Second, SQL-based queries of relational data are inordinately slow, because SQL is not optimized to handle time-series data.

Finally, as the volume of data grows–particularly on the historical side–existing databases and analytic tools often cannot scale to provide adequate analytic performance. Although SQL was the first language to have temporal data types built in, its time capabilities are limited. Standard SQL provides only simple temporal functions–you can add and subtract units of time and you can compare points in time.

However, SQL is a set-oriented language, and the nature of a set is that it has no ordering–that is, no sense of time. It considers the data as a completed whole that exists all at once. This approach provides a tremendous advantage in dealing with infinite sets in mathematics; for example, you can prove a theorem for all the integers without having to deal with them one at a time.

The bad news is that you can’t easily do sequential processing, such as chart a variable–for example, the price of a stock–over time. No single point on the chart can tell you if the trend is up or down. No single point can give you the rate of change. Nor will the entire set of points tell you these things. The information is revealed only in the sequence in which the points appear. In order to handle the sequencing, SQL must use multiple joins of the data, which only expands the amount of data involved in the query and further impedes performance. SQL can do the job, but not well.

What’s the Solution? Given the limitations of SQL, how can market data providers offer their subscribers comprehensive query capabilities for time series analysis? The challenge is to avoid settling for a partial solution. Assisting customers to expand their decision support for trading and to develop and execute sophisticated trading models that result in competitive advantage should be the paramount concerns.
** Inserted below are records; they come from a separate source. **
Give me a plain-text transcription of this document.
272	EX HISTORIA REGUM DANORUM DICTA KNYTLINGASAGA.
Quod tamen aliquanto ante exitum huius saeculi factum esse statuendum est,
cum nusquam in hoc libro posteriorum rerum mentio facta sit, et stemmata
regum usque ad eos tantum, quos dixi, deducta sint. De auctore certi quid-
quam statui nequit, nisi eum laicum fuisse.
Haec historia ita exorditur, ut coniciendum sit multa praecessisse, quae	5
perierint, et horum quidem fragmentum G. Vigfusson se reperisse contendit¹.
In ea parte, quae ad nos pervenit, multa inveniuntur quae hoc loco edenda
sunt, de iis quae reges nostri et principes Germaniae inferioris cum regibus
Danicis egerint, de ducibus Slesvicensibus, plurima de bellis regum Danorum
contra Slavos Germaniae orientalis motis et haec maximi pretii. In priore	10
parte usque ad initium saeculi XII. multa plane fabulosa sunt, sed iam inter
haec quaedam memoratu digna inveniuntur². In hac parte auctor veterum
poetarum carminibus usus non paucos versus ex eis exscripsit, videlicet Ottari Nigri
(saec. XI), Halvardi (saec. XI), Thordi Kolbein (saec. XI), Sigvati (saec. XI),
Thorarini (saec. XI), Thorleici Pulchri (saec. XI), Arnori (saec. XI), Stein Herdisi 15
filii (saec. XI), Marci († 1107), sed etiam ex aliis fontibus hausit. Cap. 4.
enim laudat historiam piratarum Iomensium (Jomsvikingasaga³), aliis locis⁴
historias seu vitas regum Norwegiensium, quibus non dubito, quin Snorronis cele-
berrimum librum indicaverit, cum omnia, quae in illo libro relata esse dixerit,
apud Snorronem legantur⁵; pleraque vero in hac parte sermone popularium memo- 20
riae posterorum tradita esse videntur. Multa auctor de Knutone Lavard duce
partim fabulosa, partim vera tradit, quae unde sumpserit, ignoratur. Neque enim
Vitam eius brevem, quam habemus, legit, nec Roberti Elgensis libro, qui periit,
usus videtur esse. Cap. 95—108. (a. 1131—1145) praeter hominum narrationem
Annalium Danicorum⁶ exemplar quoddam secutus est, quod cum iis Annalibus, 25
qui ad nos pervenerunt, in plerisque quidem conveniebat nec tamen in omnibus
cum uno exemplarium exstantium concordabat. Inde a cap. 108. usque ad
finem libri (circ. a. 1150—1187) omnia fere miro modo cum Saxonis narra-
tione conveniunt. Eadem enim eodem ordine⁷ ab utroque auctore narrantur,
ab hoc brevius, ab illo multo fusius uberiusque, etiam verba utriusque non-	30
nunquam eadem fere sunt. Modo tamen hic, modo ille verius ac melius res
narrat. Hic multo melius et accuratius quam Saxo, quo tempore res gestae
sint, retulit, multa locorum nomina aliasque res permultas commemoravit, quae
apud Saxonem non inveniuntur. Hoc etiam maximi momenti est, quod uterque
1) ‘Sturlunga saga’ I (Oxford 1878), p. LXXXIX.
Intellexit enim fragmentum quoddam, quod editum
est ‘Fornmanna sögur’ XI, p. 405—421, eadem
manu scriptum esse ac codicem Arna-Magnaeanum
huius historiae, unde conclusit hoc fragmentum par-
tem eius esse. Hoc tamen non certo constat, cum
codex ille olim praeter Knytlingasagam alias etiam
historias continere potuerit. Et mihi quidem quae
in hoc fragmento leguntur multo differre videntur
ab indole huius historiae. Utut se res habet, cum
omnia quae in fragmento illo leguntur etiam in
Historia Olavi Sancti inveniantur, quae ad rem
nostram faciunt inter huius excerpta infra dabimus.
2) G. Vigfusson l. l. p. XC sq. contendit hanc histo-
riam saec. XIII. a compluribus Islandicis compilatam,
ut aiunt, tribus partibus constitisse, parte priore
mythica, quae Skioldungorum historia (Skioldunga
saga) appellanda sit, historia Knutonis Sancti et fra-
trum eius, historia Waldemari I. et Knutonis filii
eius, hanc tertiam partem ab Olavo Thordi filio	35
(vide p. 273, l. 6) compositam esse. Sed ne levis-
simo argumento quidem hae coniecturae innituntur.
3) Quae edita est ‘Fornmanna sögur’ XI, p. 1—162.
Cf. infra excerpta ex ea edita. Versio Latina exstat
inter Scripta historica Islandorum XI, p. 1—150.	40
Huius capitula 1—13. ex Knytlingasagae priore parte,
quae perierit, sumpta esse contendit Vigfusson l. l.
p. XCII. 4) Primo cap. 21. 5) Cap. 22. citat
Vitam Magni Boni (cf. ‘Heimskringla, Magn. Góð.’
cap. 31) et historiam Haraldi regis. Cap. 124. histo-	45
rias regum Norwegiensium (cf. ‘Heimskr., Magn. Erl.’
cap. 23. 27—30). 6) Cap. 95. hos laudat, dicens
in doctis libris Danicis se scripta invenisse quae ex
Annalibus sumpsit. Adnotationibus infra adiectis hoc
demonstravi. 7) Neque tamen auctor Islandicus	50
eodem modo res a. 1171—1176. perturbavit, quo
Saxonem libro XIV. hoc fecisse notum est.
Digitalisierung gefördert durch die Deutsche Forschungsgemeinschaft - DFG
Here are the solution characteristics to look for:

  • A solution that does not split the streaming and historical data, enabling the same tool to be used with both.
  • Extremely high (near real-time) performance, even on enormous volumes of data.
  • Consistent scalability as data volumes grow to multiple gigabytes and into terabytes.
  • Maximum flexibility in data types–the ability to receive and store any type of historical or real-time data.
  • Support for user-defined queries.
  • Support for open standards: JDBC, ODBC, XML, etc.
  • Investment protection–you or your customers should be able to continue using any legacy SQL, Java, C and C++ code as needed.
  • Easy interfacing to a variety of third-party statistical packages.
  • Support for mobile, desktop, mid-range and mainframe systems.
  • Support for Windows, UNIX and Linux operating systems. Solutions that offer all of these capabilities in one package do exist, and they enable market data providers to expand and enhance their services to subscribers.

About the authors: Joe Celko, SQL expert and author of Instant SQL Programming, is an independent consultant based in Austin, Texas. Arthur Whitney is CTO of Kx Systems (kx.com), whose kdb database and KSQL language are used by market data providers and financial services firms worldwide.